If centrifugal force isn't real then why am I being pushed on a merry go rournd?
It is not you who are accelerating outwards away from the car seat or the merry-go-round - it is the car seat or merry-go-round that accelerates away underneath you.
And as it moves away underneath you, the car's door or merry-go-round's rail soon bumps into you and pulls you along. This constant inwards pull is what makes you move around the circle.
- Think of you pulling the duvet away from underneath the plates, glasses and cutlery on a small dinner table. Everything stays where it is, but the duvet moves away.
From the perspective of the duvet (if you placed a camera on the duvet), though, it looks like it is the cutlery, plates and glasses that are moving away. But we know that isn't true; that is just an illusion. If you were that glass and all you could see around you was the duvet, then your brain would easily trick you into thinking that you are the one moving rather than the duvet. It is a typical optical illusion.
- Another example: imagine standing in a bus while wearing roller skates. When the bus brakes and decelerates, you feel like falling/rolling forwards. But nothing is pushing you forwards. It is rather the bus around you and underneath you, which is being pushed backwards. Your body just continues ahead with the speed it has until you hit something. If you look outside at the ground, it doesn't look like you are pushed forward - but when you look at the bus around you, it does look like you are thrown forward. It is nothing but an illusion.

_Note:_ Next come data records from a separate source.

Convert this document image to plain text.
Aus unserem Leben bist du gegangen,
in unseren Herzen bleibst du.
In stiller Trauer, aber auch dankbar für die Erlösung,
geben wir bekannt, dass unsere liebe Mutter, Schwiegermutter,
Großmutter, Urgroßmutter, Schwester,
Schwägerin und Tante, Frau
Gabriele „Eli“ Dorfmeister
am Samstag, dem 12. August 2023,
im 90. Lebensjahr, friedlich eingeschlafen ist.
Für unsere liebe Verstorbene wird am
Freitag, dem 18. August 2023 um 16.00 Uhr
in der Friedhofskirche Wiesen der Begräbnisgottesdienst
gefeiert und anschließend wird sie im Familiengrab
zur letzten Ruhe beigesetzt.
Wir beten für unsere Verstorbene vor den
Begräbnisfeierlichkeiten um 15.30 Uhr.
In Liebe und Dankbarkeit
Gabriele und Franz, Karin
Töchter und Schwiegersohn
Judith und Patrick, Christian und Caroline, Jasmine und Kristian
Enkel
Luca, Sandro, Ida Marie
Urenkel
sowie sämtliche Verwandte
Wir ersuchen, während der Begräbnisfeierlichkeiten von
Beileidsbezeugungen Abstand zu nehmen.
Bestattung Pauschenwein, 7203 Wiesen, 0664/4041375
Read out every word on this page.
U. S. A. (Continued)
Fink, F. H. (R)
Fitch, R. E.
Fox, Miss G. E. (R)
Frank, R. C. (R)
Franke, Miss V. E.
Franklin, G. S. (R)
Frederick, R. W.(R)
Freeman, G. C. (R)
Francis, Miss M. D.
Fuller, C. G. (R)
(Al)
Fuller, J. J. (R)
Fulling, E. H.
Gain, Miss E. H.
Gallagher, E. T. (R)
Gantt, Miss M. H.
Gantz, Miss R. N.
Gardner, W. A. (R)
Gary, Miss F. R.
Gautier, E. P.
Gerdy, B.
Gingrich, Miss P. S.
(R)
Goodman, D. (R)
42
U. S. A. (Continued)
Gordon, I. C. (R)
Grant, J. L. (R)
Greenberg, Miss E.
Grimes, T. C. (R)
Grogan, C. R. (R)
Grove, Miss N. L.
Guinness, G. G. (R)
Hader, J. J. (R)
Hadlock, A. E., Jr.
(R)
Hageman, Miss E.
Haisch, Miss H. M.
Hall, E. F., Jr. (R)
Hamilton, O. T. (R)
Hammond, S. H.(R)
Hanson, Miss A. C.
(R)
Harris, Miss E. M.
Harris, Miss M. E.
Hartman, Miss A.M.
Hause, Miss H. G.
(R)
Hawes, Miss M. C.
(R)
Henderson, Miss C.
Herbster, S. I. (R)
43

So, all this is actually quite simple. You are not accelerating out of or pushed out of the circle - your body is merely continuing with whichever speed it has at the moment. If you have a speed directed tangentially to a circle, then you are naturally moving out of that circle. Only if that circle holds on to you - like the merry-go-round rail - you will move in a circular path because it constantly pulls you back in and avoids that you fly out of the circle.
In short: There is a centre-directed force due to the car door or merry-go-round rail, which pulls you inwards (we call this a centripetal force). But there is no force pulling you outwards. This feeling of falling outwards can be called a centrifugal effect or so if you will - but avoid the term centrifugal force, because it really isn't a force.
Now, regarding your teacher talking about inertial frames of reference
From the duvet and bus examples above, it is clear that depending on from where you are standing and watching, it looks different - a camera on the bus or on the duvet sees you throw forwards, while a camera at the bus stop or at the table sees you with no change in motion (you either keep standing still on the table of keep continuing with your speed in the bus).
So the point, from where we look makes a big difference. We call this point a reference frame. And if you look at the two examples again, it seems that whenever the reference frame is accelerating (the pulled duvet, the braking bus, the turning car, the turning merry-go-roung), then this illusion appears.
So, in order to avoid this illusion, people in the past have invented the term inertial reference frame. We call a reference frame inertial, if it does not accelerate. Only then do we not see any illusions, and only then do Newton's laws hold true.